Monday, December 17, 2018

It Has Come



I have a thousand or so record albums in my basement and a still functioning turntable upstairs in our front room. But there is only one record I ever play on it. It’s simply called Christmas Carols by the Prague Madrigal Singers and features songs from some fourteen European countries. Suspecting I will never find it on CD, I’ve kept my turntable functioning just for this annual ritual of hearing these songs.*

So tonight, the house clean, calm and quiet after the joyous energy of last night’s ritual Caroling Party, I fired up the turntable and out came the familiar voices with the familiar melodies and the familiar accompaniments (including organ and occasional bagpipe). I was transported, lifted back to a world out of time and everything changed in only the way music can change it. This was not a recording from my childhood, but it was from my children’s childhood and each notes carried memories of all those years. Not so much remembering, but actually living in all those moments again. The way music can gather time into one unfolding moment that embraces us and comforts us, an antidote to linear time’s cruelty. In this moment, no one gets old and nothing dies, we are simply here in full presence and the gods are in their heavens and pay no attention to the talking heads on TV, all’s right with the world.

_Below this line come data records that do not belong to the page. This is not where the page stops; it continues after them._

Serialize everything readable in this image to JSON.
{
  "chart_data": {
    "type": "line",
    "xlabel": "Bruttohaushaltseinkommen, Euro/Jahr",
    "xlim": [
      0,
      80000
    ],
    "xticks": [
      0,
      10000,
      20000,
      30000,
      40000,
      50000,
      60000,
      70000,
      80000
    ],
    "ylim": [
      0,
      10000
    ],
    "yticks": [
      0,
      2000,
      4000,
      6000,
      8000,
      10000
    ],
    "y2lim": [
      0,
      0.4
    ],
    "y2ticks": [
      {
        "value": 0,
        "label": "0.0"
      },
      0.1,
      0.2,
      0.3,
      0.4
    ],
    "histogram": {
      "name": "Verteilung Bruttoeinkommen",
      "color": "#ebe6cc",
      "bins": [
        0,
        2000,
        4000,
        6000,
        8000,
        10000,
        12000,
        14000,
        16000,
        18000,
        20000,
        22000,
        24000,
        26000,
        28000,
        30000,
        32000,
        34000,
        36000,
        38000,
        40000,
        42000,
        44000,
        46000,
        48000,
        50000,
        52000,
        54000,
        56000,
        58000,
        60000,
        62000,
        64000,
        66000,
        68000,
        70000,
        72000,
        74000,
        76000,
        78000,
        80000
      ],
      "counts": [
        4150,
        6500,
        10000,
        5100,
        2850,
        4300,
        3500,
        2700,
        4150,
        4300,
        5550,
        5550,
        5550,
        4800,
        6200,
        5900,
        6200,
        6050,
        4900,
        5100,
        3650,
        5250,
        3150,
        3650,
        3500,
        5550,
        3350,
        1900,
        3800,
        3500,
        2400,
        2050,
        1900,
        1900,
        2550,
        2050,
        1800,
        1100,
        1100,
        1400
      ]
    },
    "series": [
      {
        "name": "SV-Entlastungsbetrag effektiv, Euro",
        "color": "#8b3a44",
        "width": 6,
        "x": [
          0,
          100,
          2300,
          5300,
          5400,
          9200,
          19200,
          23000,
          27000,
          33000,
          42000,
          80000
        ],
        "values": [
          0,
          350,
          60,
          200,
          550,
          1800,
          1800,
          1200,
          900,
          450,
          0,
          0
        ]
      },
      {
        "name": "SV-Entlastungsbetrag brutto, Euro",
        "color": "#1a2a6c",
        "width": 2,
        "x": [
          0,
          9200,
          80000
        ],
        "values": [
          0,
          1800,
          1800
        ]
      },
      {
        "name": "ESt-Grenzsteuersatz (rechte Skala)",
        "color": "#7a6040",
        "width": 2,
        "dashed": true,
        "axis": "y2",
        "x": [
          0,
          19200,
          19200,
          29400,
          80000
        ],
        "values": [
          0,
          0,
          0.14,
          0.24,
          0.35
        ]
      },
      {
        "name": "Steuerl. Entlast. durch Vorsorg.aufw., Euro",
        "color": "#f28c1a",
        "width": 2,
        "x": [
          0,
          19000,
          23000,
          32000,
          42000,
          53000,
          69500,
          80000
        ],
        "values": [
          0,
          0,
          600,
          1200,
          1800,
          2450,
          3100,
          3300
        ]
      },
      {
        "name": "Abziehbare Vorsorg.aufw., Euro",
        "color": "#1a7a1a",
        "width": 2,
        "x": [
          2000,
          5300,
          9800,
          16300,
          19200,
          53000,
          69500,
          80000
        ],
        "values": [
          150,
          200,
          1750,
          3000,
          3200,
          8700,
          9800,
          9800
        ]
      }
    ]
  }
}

In the face of all the hoo-haa and the ridiculous consumption and people jostling at department stores to get deals and the sickly sweet manufactured Christmas spirit brought to you by…, this is the real deal. I can picture these singers in a snow-filled Prague, the ringing head tones of the sopranos soaring over the organ’s bass pedals lifting spirit up our spines. I can feel the annual renewal of love huddled together to stay warm amidst the snow-white magical world, see the images of a baby offering the promise of a new life, wholly innocent of the millennia of bloodbaths that would follow in his name, for now, just stars beaming down and kings bearing gifts and animals gathered in a lowly manger. It’s a beautiful story and beautiful images, regardless of what ensued. And it’s ours to remember with the simple act of singing—or lifting a needle onto a vinyl disc.

It’s not the usual Christmas for me. Without the grandkids coming down this year, we opted to save a tree, though did bring a live Norfolk pine from our light-well and everyone who sees it marvels at its unique shape. We have lights on it and kept meaning to bring up the ornaments, keep the annual ritual of unpacking things both my wife and I have kept from our childhoods and from our first Christmases together. But we leave in four days to go to Hawaii (with the grandkids!) and it seems less and less likely that we’ll finish decorating the tree.

Last night’s caroling party was lovely, but some of the regulars couldn’t make it and we got rained out from the part where we actually take to the streets. And though I’ve done a few Holiday Sings at school, I’m not there each day to feel the kids’ excitement. All of it was okay with me, even feeling proud that every day was enough Christmas for me all year long that I didn’t need to make special fuss when the calendar tells me to.

But from the first notes of the Prague Madrigal Singers, I realized I did need it and do need it and we all do. Doesn’t have to be Christmas per se, but some touchstone that reminds us of our own shining excitement and innocence and wonder at being alive. It always is a fleeting thing for me, coming in fits and starts and never lingering for too long. But it is enough that it has come.

Thanks to my still-functioning turntable.

* PS After writing the first paragraph, I decided to check to see if against all odds, this old obscure LP had been made into a CD. And lo and behold, there it was!!! I can order it on Amazon from Switzerland and it will arrive in a month! I’ll miss the part where it skips without fail on Deck the Halls, but hey, I think it’s worthwhile. And still I’ll keep my turntable.